Traditional computing uses classical bits, which can be either 0 or 1, whereas quantum computing employs quantum bits, or qubits, which can be 0, 1, or a superposition of both at the same time. This gives quantum computing its tremendous power, as qubits can perform multiple calculations simultaneously, making quantum computers more efficient at solving certain complex problems than traditional computers.


With two qubits, each in a state of superposition, the system can represent four states simultaneously: 00, 01, 10, and 11. As the number of qubits increases, so does the number of simultaneous operations. For example, three qubits can perform 2^3 operations (8) at once, while 100 qubits could perform 2^100 operations, which is a number with 27 digits. This vast number of simultaneous operations reflects the strength of quantum computing, but utilizing this power efficiently requires continuous development of quantum algorithms and error correction.


In 1998, IBM and Stanford University performed the first experimental quantum computation using a 2-qubit quantum algorithm. They used **nuclear magnetic resonance (NMR)** technology to distinguish between two quantum states.


The Future of Quantum Computing Amid Fears of a Quantum Winter

Development of Qubits 

Researchers began experimenting with different systems to create qubits in the 1990s. As the understanding and control of individual qubits improved, efforts shifted toward increasing the number of qubits for more complex computations, with companies like IBM, Google, and D-Wave building more advanced quantum systems.

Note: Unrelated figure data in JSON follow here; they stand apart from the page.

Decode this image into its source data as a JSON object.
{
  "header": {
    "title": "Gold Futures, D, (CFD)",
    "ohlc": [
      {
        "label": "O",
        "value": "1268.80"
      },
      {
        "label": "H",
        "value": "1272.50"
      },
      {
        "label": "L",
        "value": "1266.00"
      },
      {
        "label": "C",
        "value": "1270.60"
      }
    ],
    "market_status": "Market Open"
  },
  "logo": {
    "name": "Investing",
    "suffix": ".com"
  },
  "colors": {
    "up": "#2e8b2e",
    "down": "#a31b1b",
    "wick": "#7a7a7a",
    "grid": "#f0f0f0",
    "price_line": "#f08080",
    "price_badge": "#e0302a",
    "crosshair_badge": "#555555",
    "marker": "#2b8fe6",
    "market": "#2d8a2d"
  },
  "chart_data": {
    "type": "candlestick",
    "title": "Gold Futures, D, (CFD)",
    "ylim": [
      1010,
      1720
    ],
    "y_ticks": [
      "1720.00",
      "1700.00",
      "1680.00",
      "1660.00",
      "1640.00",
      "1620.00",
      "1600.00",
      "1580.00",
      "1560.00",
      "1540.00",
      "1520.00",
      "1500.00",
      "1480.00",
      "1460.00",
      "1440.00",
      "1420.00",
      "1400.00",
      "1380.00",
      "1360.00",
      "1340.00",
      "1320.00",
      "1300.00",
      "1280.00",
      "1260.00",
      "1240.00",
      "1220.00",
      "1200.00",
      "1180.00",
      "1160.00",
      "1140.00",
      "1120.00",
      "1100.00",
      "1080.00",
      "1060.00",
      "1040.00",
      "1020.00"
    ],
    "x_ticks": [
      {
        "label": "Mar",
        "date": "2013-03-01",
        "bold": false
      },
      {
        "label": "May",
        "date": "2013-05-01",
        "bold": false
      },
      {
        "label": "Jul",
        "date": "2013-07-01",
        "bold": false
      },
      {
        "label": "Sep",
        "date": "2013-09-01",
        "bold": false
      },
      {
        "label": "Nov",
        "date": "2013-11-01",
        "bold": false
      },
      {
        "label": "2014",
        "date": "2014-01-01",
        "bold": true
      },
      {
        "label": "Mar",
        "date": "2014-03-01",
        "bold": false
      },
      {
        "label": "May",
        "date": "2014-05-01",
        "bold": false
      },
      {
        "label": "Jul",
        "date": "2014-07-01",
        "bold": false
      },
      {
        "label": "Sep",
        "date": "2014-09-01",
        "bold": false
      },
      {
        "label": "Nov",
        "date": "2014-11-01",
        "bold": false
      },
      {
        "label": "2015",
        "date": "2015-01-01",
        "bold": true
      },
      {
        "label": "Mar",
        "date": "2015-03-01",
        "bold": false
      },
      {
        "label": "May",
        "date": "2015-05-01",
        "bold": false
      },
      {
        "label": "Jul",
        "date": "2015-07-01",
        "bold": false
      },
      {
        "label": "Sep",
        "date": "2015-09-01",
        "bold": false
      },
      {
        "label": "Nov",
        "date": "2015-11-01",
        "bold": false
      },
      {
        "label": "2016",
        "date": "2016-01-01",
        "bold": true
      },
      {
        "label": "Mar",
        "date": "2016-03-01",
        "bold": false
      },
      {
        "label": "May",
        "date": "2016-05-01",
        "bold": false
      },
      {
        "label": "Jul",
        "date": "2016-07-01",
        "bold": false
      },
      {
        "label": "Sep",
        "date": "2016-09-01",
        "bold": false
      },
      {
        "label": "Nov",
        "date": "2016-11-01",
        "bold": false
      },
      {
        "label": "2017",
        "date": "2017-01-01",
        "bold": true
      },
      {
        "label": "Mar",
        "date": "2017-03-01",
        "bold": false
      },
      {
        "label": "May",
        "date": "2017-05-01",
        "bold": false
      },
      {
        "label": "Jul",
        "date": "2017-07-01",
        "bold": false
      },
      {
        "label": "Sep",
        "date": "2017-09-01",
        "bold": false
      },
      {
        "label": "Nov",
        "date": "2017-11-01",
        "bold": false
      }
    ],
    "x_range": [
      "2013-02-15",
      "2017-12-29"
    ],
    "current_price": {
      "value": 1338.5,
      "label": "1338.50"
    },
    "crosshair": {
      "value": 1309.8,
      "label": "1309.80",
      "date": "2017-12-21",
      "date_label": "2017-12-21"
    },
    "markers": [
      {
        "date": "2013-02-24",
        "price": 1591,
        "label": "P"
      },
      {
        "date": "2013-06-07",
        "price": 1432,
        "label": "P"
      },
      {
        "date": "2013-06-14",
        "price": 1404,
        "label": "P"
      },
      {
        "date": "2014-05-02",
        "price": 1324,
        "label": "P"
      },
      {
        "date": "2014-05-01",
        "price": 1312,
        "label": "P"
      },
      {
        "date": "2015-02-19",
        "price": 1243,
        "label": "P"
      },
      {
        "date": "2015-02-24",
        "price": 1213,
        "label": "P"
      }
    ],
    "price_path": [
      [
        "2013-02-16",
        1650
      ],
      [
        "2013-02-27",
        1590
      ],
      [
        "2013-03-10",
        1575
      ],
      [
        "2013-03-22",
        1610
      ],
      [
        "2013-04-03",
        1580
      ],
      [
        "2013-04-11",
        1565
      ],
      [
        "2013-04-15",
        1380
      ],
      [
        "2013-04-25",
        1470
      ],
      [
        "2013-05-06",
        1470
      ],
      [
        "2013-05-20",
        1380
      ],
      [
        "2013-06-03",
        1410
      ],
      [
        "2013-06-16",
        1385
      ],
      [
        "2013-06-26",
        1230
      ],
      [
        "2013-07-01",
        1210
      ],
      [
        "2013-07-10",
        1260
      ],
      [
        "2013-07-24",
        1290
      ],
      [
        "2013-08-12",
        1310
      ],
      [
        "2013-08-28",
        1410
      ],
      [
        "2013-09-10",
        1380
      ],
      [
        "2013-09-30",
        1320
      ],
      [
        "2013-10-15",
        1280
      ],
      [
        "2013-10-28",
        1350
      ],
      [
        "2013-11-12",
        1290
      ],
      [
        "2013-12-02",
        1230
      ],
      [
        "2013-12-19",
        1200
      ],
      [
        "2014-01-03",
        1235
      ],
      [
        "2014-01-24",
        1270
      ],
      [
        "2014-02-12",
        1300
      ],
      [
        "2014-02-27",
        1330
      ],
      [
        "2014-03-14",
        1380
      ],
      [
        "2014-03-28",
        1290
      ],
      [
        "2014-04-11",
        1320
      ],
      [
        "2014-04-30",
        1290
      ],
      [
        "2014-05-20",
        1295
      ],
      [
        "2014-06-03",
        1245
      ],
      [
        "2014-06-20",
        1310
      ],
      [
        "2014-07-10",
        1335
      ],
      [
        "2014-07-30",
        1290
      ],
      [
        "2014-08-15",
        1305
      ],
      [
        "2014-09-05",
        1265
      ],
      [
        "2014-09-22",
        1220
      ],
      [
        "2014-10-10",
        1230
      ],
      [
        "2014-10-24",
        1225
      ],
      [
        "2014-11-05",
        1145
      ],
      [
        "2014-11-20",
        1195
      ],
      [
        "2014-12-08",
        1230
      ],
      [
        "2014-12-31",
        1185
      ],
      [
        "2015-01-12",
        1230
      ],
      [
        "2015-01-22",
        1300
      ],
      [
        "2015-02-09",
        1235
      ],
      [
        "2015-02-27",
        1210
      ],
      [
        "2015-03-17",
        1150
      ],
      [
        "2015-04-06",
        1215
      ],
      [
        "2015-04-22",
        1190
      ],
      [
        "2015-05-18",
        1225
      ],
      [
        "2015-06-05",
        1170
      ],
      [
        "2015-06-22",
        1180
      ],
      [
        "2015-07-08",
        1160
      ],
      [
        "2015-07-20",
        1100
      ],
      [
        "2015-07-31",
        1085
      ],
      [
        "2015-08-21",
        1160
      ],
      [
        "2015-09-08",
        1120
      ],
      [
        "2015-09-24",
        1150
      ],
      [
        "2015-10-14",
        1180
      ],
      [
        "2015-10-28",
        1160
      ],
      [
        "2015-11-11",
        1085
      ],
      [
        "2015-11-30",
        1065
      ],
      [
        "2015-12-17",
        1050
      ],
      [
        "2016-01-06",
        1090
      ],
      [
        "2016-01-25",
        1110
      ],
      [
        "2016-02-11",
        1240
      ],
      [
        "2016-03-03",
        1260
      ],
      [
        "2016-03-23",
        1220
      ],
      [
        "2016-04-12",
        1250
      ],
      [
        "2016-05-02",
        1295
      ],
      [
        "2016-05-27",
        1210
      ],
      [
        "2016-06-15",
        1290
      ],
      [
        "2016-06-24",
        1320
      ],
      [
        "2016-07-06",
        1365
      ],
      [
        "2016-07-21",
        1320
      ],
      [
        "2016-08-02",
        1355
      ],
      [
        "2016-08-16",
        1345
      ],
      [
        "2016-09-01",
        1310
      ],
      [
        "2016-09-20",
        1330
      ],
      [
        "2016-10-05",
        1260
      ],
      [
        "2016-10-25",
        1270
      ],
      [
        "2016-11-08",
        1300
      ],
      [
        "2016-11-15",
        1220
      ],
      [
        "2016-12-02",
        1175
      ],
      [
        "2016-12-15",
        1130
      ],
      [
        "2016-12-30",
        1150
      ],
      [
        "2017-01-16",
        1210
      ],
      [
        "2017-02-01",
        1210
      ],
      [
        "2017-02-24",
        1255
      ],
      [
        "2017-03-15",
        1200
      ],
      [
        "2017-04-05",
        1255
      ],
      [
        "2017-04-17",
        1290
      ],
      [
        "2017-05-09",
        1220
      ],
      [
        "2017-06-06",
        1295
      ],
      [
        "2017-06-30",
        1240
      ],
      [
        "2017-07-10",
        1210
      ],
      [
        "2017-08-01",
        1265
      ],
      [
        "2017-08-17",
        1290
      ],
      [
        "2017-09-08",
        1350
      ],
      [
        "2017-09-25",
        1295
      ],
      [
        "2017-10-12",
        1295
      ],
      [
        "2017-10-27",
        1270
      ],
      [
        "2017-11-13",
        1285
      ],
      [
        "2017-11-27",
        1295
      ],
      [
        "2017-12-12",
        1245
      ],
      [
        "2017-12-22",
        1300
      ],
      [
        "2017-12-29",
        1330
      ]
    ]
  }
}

One of the significant experimental milestones was the use of nuclear magnetic resonance for quantum computing in the late 1990s, transforming theoretical concepts into practical realities.


In October 2019, Google announced that its experimental quantum computer, equipped with 53 qubits, completed a calculation in just over three minutes, a task that would have taken the world’s fastest supercomputer around 10,000 years to achieve. However, IBM challenged this result.


Logical and Physical Qubits

Quantum computers have two types of qubits: physical qubits, which are the actual quantum units, and logical qubits, which are created by encoding groups of physical qubits to reduce errors and make computations more reliable. Achieving practical quantum computing requires creating logical qubits with minimal errors, which remains a major technical challenge.


Microsoft and Quantinuum made significant progress in 2024 by creating 4 logical qubits from just 30 physical ones, conducting 14,000 experiments without detecting a single error. IBM and Google are also making strides toward scaling up logical qubits, with IBM aiming to develop 12 logical qubits from 244 physical ones by 2026.


The Threat of Quantum Computing

Quantum computers could potentially break encryption methods that current classical computers would take thousands of years to crack in just seconds. However, breaking RSA-2048 encryption would require 4,000 logical qubits, which equates to roughly 400,000 physical qubits with current technologies, a capability not yet achieved but possibly reachable in a few years.


Quantum Winter

Despite notable progress, quantum computing faces significant technical challenges, such as quantum stability and noise-related errors. Some experts warn of a potential "quantum winter," where failure to find fundamental solutions to these issues might lead to a diminished interest in quantum computing for years. Russian computer scientist Mikhail Dyakonov has voiced skepticism, suggesting that we may never succeed in building a practical quantum computer due to noise, scalability, and efficiency issues.


Nevertheless, the ongoing research by numerous teams around the world suggests a promising future, with many seeking solutions to the challenges of creating useful quantum computers.